In this article, we will explore SQL Server ALTER TABLE ADD Column statements to add column(s) to an existing table. We will also understand the impact of adding a column with a default value and adding and updating the column with a value later on larger tables.
As a database developer, you need to add columns to the existing tables too offen. You would think that adding a column to the SQL Server database table would not be a major deal. Sometimes you might be adding the column from the SQL Server Management Studio itself. Well, that would be fine for a small table or a table which does not have a large number of transactions. Let’s go ahead and see how we can add columns to an existing table and also understand the reasons and the best practices to add a column to a table that is large in size.
Sample Table
Let us create a sample table with sufficient data set from the following script.
1 2 3 4 5 6 7 8 9 |
IF EXISTS (SELECT 1 FROM Sys.tables where Name = 'SampleTable') DROP TABLE SampleTable CREATE TABLE dbo.SampleTable ( ID BIGINT IDENTITY (1,1) NOT NULL PRIMARY KEY CLUSTERED, DateTime4 DATETIME DEFAULT GETDATE(), Column1 CHAR(1000) DEFAULT 'MMMMMMMMMMMMMMMMM', Column2 CHAR(2000) DEFAULT 'YYYYYYYYYYYYYYYYY' ) |
The above script will create a sample table called SampleTable. Data fields are added so that the large size table will be created. Next, a large number of records were added by executing the following query multiple times.
1 2 3 4 5 6 |
SET NOCOUNT ON INSERT INTO SampleTable (DateTime4, Column1, Column2) VALUES (GETDATE(),'XXXX','YYYY') GO 500000 |
After the above query is executed, 500,000 records are updated to the SampleTable. After executing the above query following is the table size and other parameters for the table.

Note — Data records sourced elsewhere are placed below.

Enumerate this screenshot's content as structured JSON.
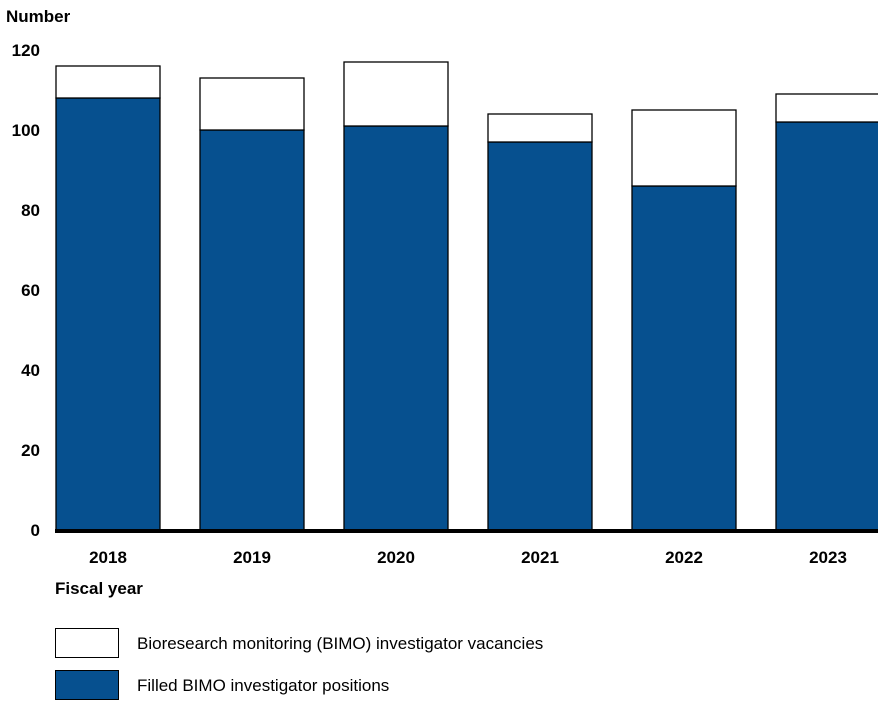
{
  "chart_data": {
    "type": "bar",
    "stacked": true,
    "categories": [
      "2018",
      "2019",
      "2020",
      "2021",
      "2022",
      "2023"
    ],
    "series": [
      {
        "name": "Filled BIMO investigator positions",
        "values": [
          108,
          100,
          101,
          97,
          86,
          102
        ],
        "color": "#06508f"
      },
      {
        "name": "Bioresearch monitoring (BIMO) investigator vacancies",
        "values": [
          8,
          13,
          16,
          7,
          19,
          7
        ],
        "color": "#ffffff"
      }
    ],
    "ylabel": "Number",
    "xlabel": "Fiscal year",
    "ylim": [
      0,
      120
    ],
    "yticks": [
      "0",
      "20",
      "40",
      "60",
      "80",
      "100",
      "120"
    ],
    "grid": false,
    "legend_position": "bottom-left"
  }
}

This can be retrieved by sp_spaceused ‘SampleTable’
The following is the database size for data and the log file.
Let’s quickly go over the syntax of adding one column to an existing table by using ALTER TABLE ADD statement as shown below.
1 2 |
ALTER TABLE tbl_name ADD Col_name data_type col_constraint; |
You can use the below statement to add column NewColumn1 to our table SampleTable.
1 2 |
ALTER TABLE SampleTable ADD NewColumn1 varchar(200) |
Also, you can add multiple columns to a table using the single SQL Server ALTER TABLE statement as below.
1 2 3 |
ALTER TABLE SampleTable ADD NewColumn2 varchar(20), NewColumn3 varchar(50) |
When adding a column to a large table, typically you want to add the column and fill the added column with a default value. For example, if you want to add a status column, next is to fill the column with a default value.
Adding a Column with a Default Constraints
To achieve the above objective, the easiest way is to add a column with a default constraint. When the default column is added, the default value will be added to the table. The following script makes use of SQL Server ALTER TABLE ADD Column (Status in our case) statement to add a column named Status with default constraint.
1 2 3 |
ALTER TABLE SampleTable ADD Status CHAR(5000) DEFAULT 'INC' WITH VALUES |
When the column is added as above, the Status column will be added with the Value INC for all records.
From the profiler following statics are captured via SQL Profiler during the column addition with default values.
CPU | 0 |
Reads | 185 |
Writes | 0 |
Duration Mille Seconds | 65 |
You can see that the column is added to the table even less than one second and operation is very minimal cost.
The following are the locking stats during the column that are added with a constraint.
Resource Type | Resource Subtype | Request Mode | Records Count |
DATABASE | S | 1 | |
DATABASE | DDL | S | 1 |
KEY | X | 11 | |
METADATA | DATA_SPACE | Sch-S | 1 |
OBJECT | IX | 6 | |
OBJECT | Sch-M | 2 |
Please note that the following query should be executed in an open transaction in order to capture the above locking statistics.
1 2 3 4 5 6 7 8 9 |
SELECT resource_type, resource_subtype, request_mode, COUNT(*) FROM sys.dm_tran_locks WHERE request_session_id = @@SPID GROUP BY resource_type, resource_subtype, request_mode |
This shows that Table (Object) has intended Exclusive lock which means that the table is not exclusively locked during the addition of the column. Also, adding a column with default value has not taken even a one minute though it has 500,000 records.
Let us see the table size.
You will see that nothing has changed.
Let us see the file sizes of the database.
Nothing much has changed to the data file as well as for the log file. All of these results indicate that adding a column with a default constraint will result in only a metadata change.
Update with a Value
Let us update the same column with a different value and let us get the same stats.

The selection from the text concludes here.